At least CNN still has lite.cnn.com as a low-fat alternative. (Slightly too slim, otherwise everyone would use it…)
I weep often because I can see that people are making mistakes that make software less useable because they are either ignorant or arrogant and fail to uphold the guidelines that have been worked out over three decades of blood, sweat and tears.
> The Cut command is ⇧ Shift+Del; Copy is Ctrl+Ins; Paste is ⇧ Shift+Ins;
I wish this had caught on. CTRL-X/C/V is okay-ish until you get to different platforms and/or need to use the terminal.
I also wish we'd have stuck to a clearer separation of which modifier keys apply to the OS/desktop level, which ones are app level, and which ones are text/input level.
This is why I love my macOS keybindings. I can not believe what a waste the Windows key is compare to the Command. I use extensive AutoHotKey scripts and hardware keyboard macros to compensate.
I mostly SSH to Linux, but when I use a Linux Desktop, I struggle to get the key bindings to my taste.
> I also wish we'd have stuck to a clearer separation of which modifier keys apply to the OS/desktop level, which ones are app level, and which ones are text/input level.
Oh, absolutely.
A small mercy is that software on Linux never seems to use the Windows aka super key in shortcuts. So i set up my desktop environment such that all its shortcuts use super. It means i have a completely nonstandard setup, but at least it means there are no collisions!
Apps mostly steer clear of ctrl + alt + funky key combinations (ie not letters), so you can have those for locking, rebooting, etc.
But it would be lovely if this was systematic, codified, and standardised.
And it's what everyone used throughout the eighties and most of the nineties, until Microsoft copied the silly Cmd-X/C/V (only with Ctrl in stead of Cmd) from Apple for Windows 95 or thereabouts.
Note that these work as advertised on Windows 10 at least. I seem to recall those were listed as edit keys in a cmd or terminal window at some time in the past, but not when I just checked.
Except for maybe some old Unix software like Vim, I'm guessing a lot of people here were never exposed to a world like DOS where, to a greater of lesser degree, every program had a complete unique command structure. There was even a major lawsuit (which was never really resolved) between Lotus and Borland over the latter mimicking Lotus 1-2-3 menus.

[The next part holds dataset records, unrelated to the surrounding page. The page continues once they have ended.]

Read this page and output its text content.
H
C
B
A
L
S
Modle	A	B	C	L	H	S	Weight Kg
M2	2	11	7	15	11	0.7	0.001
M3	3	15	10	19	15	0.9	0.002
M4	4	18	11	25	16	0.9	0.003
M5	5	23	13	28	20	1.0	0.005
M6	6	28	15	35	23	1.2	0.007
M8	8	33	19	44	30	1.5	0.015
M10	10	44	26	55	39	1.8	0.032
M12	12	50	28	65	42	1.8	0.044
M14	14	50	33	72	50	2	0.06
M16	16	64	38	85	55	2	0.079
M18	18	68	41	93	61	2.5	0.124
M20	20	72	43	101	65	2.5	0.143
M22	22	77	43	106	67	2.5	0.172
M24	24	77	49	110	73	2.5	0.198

> I'm guessing a lot of people here were never exposed to a world like DOS
Which is why, 16 years ago, I took over that article and fleshed out a stub into something more descriptive, with examples and so on. :-) I'm rather pleased to see it on the front page of HN.
CUA is a lot more pervasive now than people appreciate, I suspect. It's what unifies the designs of KDE, Xfce, GNOME, LXDE/LXQt, Enlightenment, and so on. Mac OS X is closer to it than classic MacOS was. There are visible traces of it in Haiku.
In fact it's almost easier to point to UIs that don't have much trace of it -- aside from touchscreen ones. There are Oberon and A2,. There's Plan 9 -- but its successor Inferno is more CUA-influenced.
It was so prolific that a lot of software at the time came with a cardboard cutout with the keyboard shortcuts printed on it. Most were long and not very wide so they would fit on your keyboard above the function keys. Fancier ones even had cutouts so it rested over the keys and effectively relabeled them.
There was a time when consistency and accessibility were primary considerations in GUI design. Sadly this value system was destroyed in two steps. First web eliminated the structure derived from platform frameworks that underpinned good desktop GUI. Then mobile sidelined the human-centric design thinking that derived from office ergonomics and turned the role of UI designer into “illustrator who draws pictures of apps.”